Ее отношения с Жюльеном совершенно изменились. Он казался совсем иным после возвращения из свадебного путешествия, словно актер, который, сыграв свою роль, принимает обычное выражение лица. Он почти не обращал на нее внимания и даже почти не говорил с нею; всякий след его любви к ней внезапно исчез, и редки были те ночи, когда он входил в ее спальню.
Он взял на себя правление имением и домом, проверял счета, донимал крестьян, сокращал расходы и, приобретая манеры дворянина-фермера, совершенно утратил лоск и изящество времен жениховства.
Он не вылезал больше из старой охотничьей бархатной куртки с медными пуговицами, отысканной им среди своего холостяцкого платья, хотя она и была вся в пятнах; с небрежностью человека, которому не нужно больше нравиться, он перестал даже бриться; отросшая, плохо подстриженная борода невероятно его безобразила.

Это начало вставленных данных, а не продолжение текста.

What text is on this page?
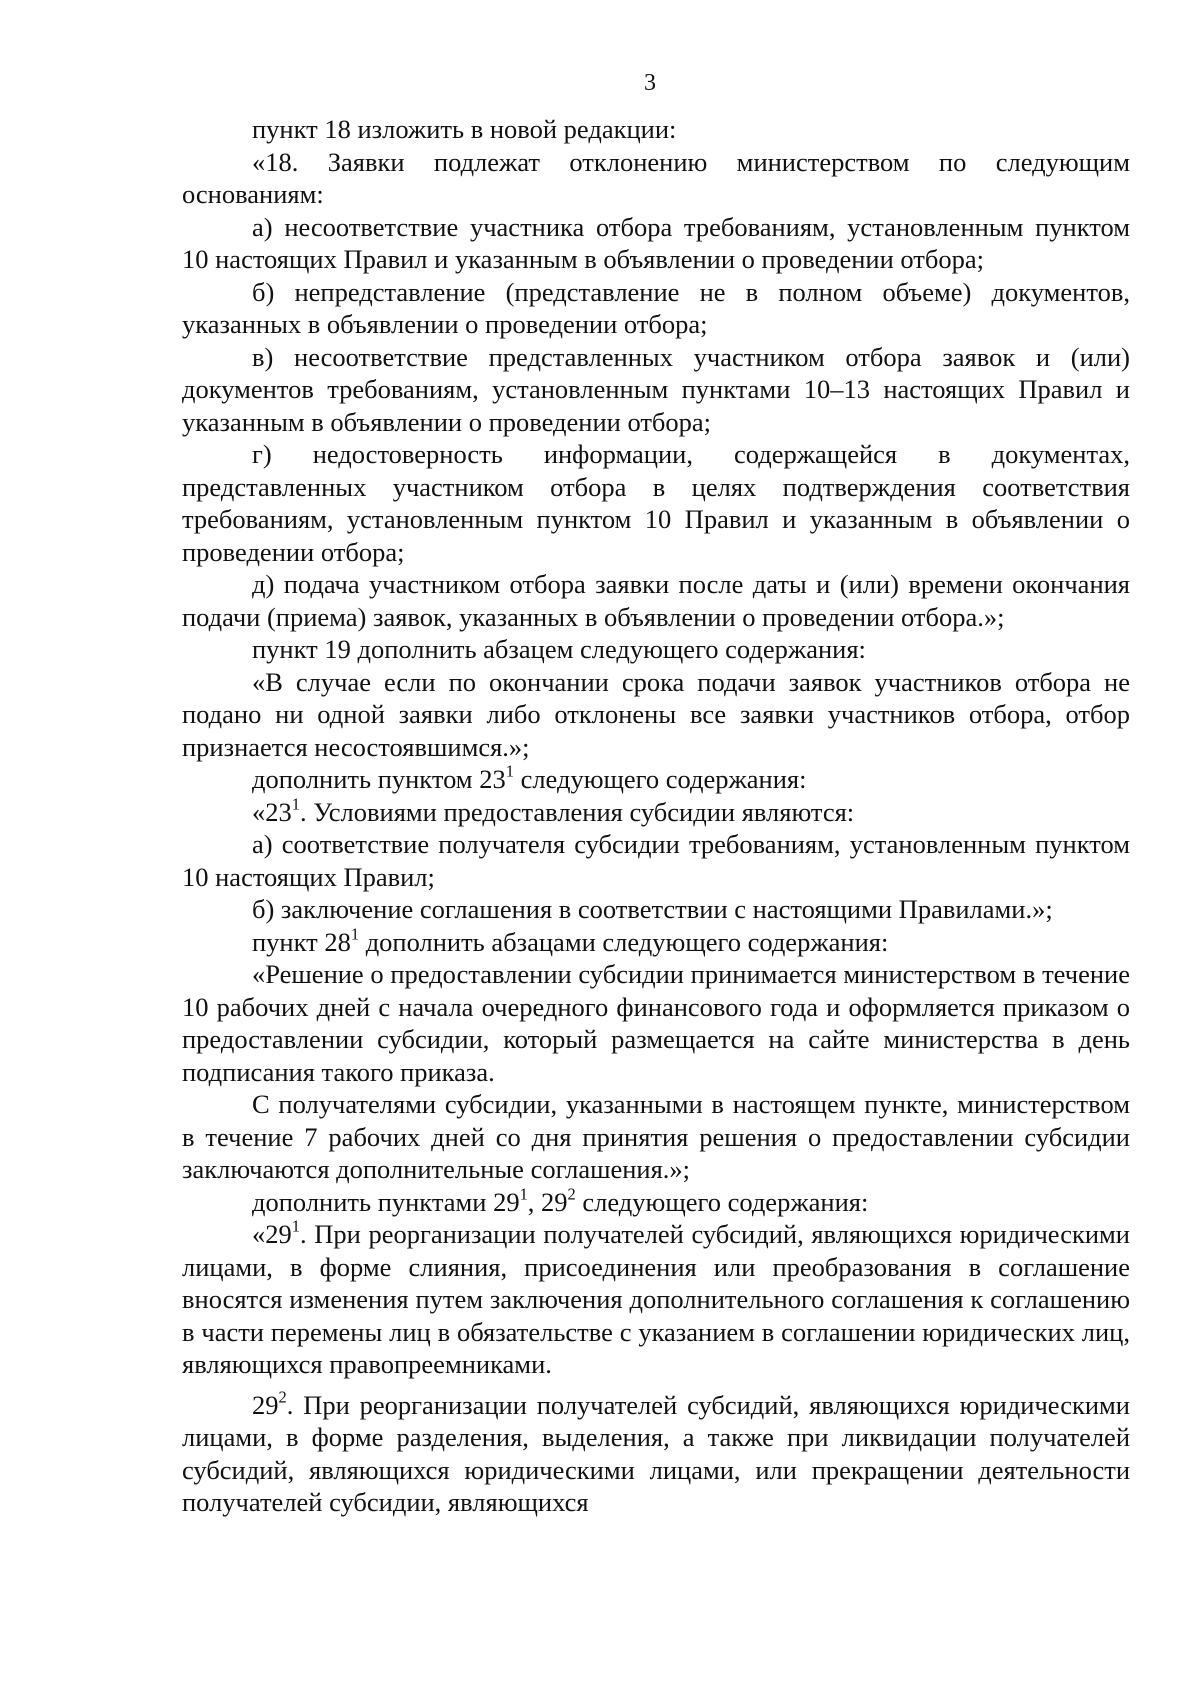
3

пункт 18 изложить в новой редакции:

«18. Заявки подлежат отклонению министерством по следующим основаниям:

а) несоответствие участника отбора требованиям, установленным пунктом 10 настоящих Правил и указанным в объявлении о проведении отбора;

б) непредставление (представление не в полном объеме) документов, указанных в объявлении о проведении отбора;

в) несоответствие представленных участником отбора заявок и (или) документов требованиям, установленным пунктами 10–13 настоящих Правил и указанным в объявлении о проведении отбора;

г) недостоверность информации, содержащейся в документах, представленных участником отбора в целях подтверждения соответствия требованиям, установленным пунктом 10 Правил и указанным в объявлении о проведении отбора;

д) подача участником отбора заявки после даты и (или) времени окончания подачи (приема) заявок, указанных в объявлении о проведении отбора.»;

пункт 19 дополнить абзацем следующего содержания:

«В случае если по окончании срока подачи заявок участников отбора не подано ни одной заявки либо отклонены все заявки участников отбора, отбор признается несостоявшимся.»;

дополнить пунктом $23^1$ следующего содержания:

«$23^1$. Условиями предоставления субсидии являются:

а) соответствие получателя субсидии требованиям, установленным пунктом 10 настоящих Правил;

б) заключение соглашения в соответствии с настоящими Правилами.»;

пункт $28^1$ дополнить абзацами следующего содержания:

«Решение о предоставлении субсидии принимается министерством в течение 10 рабочих дней с начала очередного финансового года и оформляется приказом о предоставлении субсидии, который размещается на сайте министерства в день подписания такого приказа.

С получателями субсидии, указанными в настоящем пункте, министерством в течение 7 рабочих дней со дня принятия решения о предоставлении субсидии заключаются дополнительные соглашения.»;

дополнить пунктами $29^1$, $29^2$ следующего содержания:

«$29^1$. При реорганизации получателей субсидий, являющихся юридическими лицами, в форме слияния, присоединения или преобразования в соглашение вносятся изменения путем заключения дополнительного соглашения к соглашению в части перемены лиц в обязательстве с указанием в соглашении юридических лиц, являющихся правопреемниками.

$29^2$. При реорганизации получателей субсидий, являющихся юридическими лицами, в форме разделения, выделения, а также при ликвидации получателей субсидий, являющихся юридическими лицами, или прекращении деятельности получателей субсидии, являющихся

Он не заботился больше о своих руках, а после каждой еды выпивал по четыре, по пять рюмок коньяку.
Жанна пробовала было сделать ему несколько нежных упреков, но он резко ответил ей: «Оставишь ты меня в покое или нет?» – и она не рискнула больше что-либо ему советовать.
Ее удивило то, как она сама отнеслась к происшедшей перемене. Он стал ей чужим, и путь к его душе и сердцу для нее закрылся. Она часто думала об этом, спрашивая себя, как могло случиться, что после того, как они встретились, полюбили друг друга и женились в порыве страсти, они вдруг оказались совсем чуждыми друг другу, словно никогда не спали рядом.

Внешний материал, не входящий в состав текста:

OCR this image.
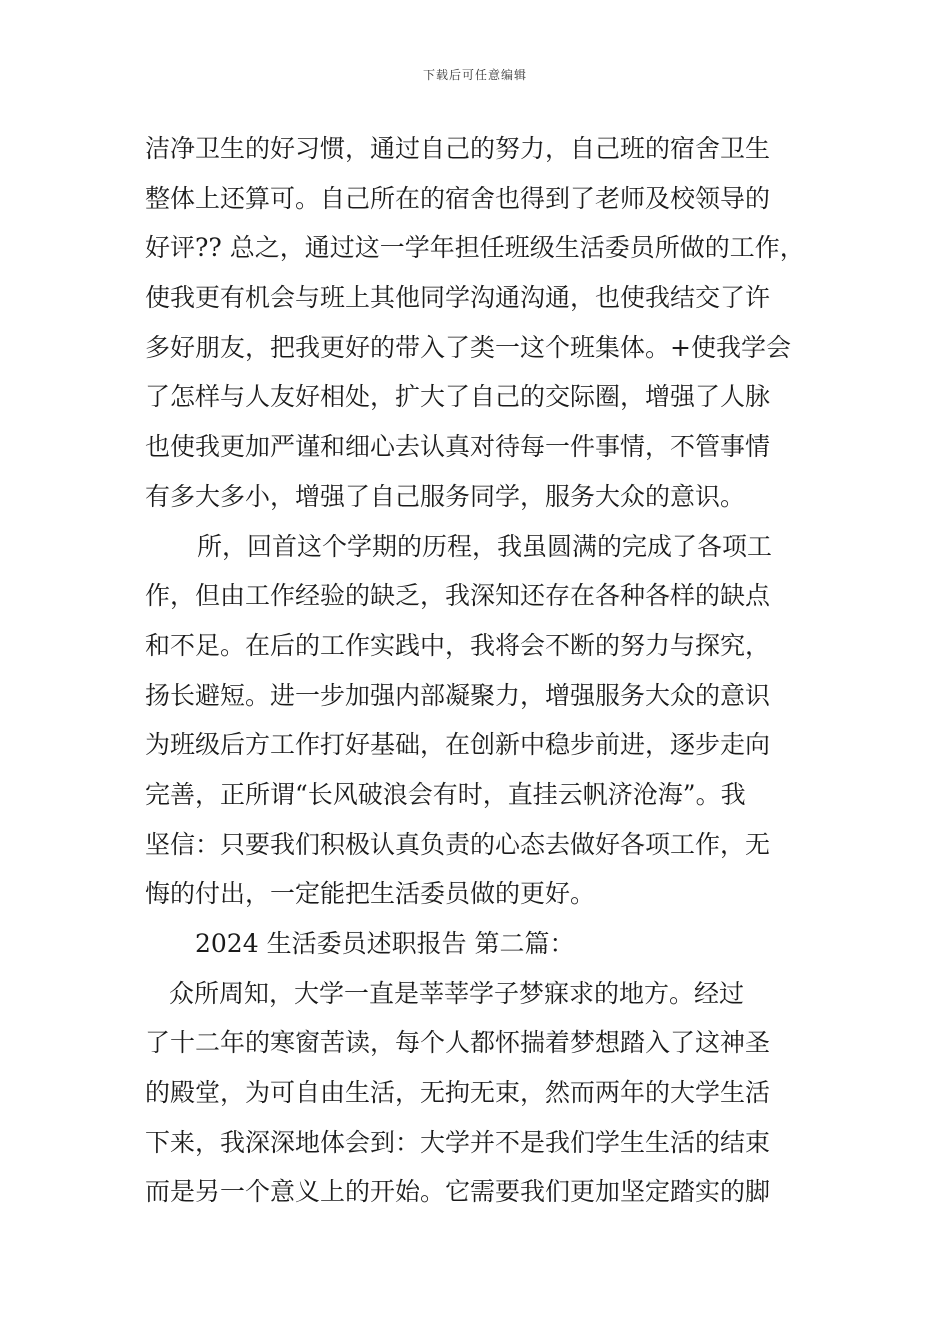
下载后可任意编辑
洁净卫生的好习惯，通过自己的努力，自己班的宿舍卫生
整体上还算可。自己所在的宿舍也得到了老师及校领导的
好评?? 总之，通过这一学年担任班级生活委员所做的工作，
使我更有机会与班上其他同学沟通沟通，也使我结交了许
多好朋友，把我更好的带入了类一这个班集体。+使我学会
了怎样与人友好相处，扩大了自己的交际圈，增强了人脉
也使我更加严谨和细心去认真对待每一件事情，不管事情
有多大多小，增强了自己服务同学，服务大众的意识。
所，回首这个学期的历程，我虽圆满的完成了各项工
作，但由工作经验的缺乏，我深知还存在各种各样的缺点
和不足。在后的工作实践中，我将会不断的努力与探究，
扬长避短。进一步加强内部凝聚力，增强服务大众的意识
为班级后方工作打好基础，在创新中稳步前进，逐步走向
完善，正所谓“长风破浪会有时，直挂云帆济沧海”。我
坚信：只要我们积极认真负责的心态去做好各项工作，无
悔的付出，一定能把生活委员做的更好。
2024 生活委员述职报告 第二篇：
众所周知，大学一直是莘莘学子梦寐求的地方。经过
了十二年的寒窗苦读，每个人都怀揣着梦想踏入了这神圣
的殿堂，为可自由生活，无拘无束，然而两年的大学生活
下来，我深深地体会到：大学并不是我们学生生活的结束
而是另一个意义上的开始。它需要我们更加坚定踏实的脚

И почему она не так уж остро страдает от того, что покинута? Или такова жизнь? Или они ошиблись?
Неужели же ей нечего больше ждать от будущего?
Останься Жюльен по-прежнему красивым, изящно одетым, элегантным и обольстительным, быть может, она страдала бы сильнее?
Было решено, что после Нового года новобрачные останутся одни, а отец с мамочкой проведут несколько месяцев в своем доме в Руане. В эту зиму молодожены не должны покидать «Тополей», чтоб окончательно устроиться тут, привыкнуть и приспособиться к тем местам, где должна протечь вся их жизнь. Впрочем, у них было несколько соседей, которым Жюльен собирался представить жену. Это были Бризвили, Кутелье и Фурвили.
Молодые люди еще не могли начать визитов, потому что до сих пор никак не удавалось залучить живописца, который бы переменил гербы на карете.
Дело в том, что барон уступил зятю старый семейный экипаж, но Жюльен ни за что на свете не согласился бы показаться в соседних замках, пока герб Лямаров не соединен с гербом Ле Пертюи де Во.
Во всей же округе остался только один специалист по части геральдических украшений: то был живописец из Больбека по имени Батайль, которого приглашали по очереди во все нормандские замки для украшения дверец экипажей драгоценными орнаментами.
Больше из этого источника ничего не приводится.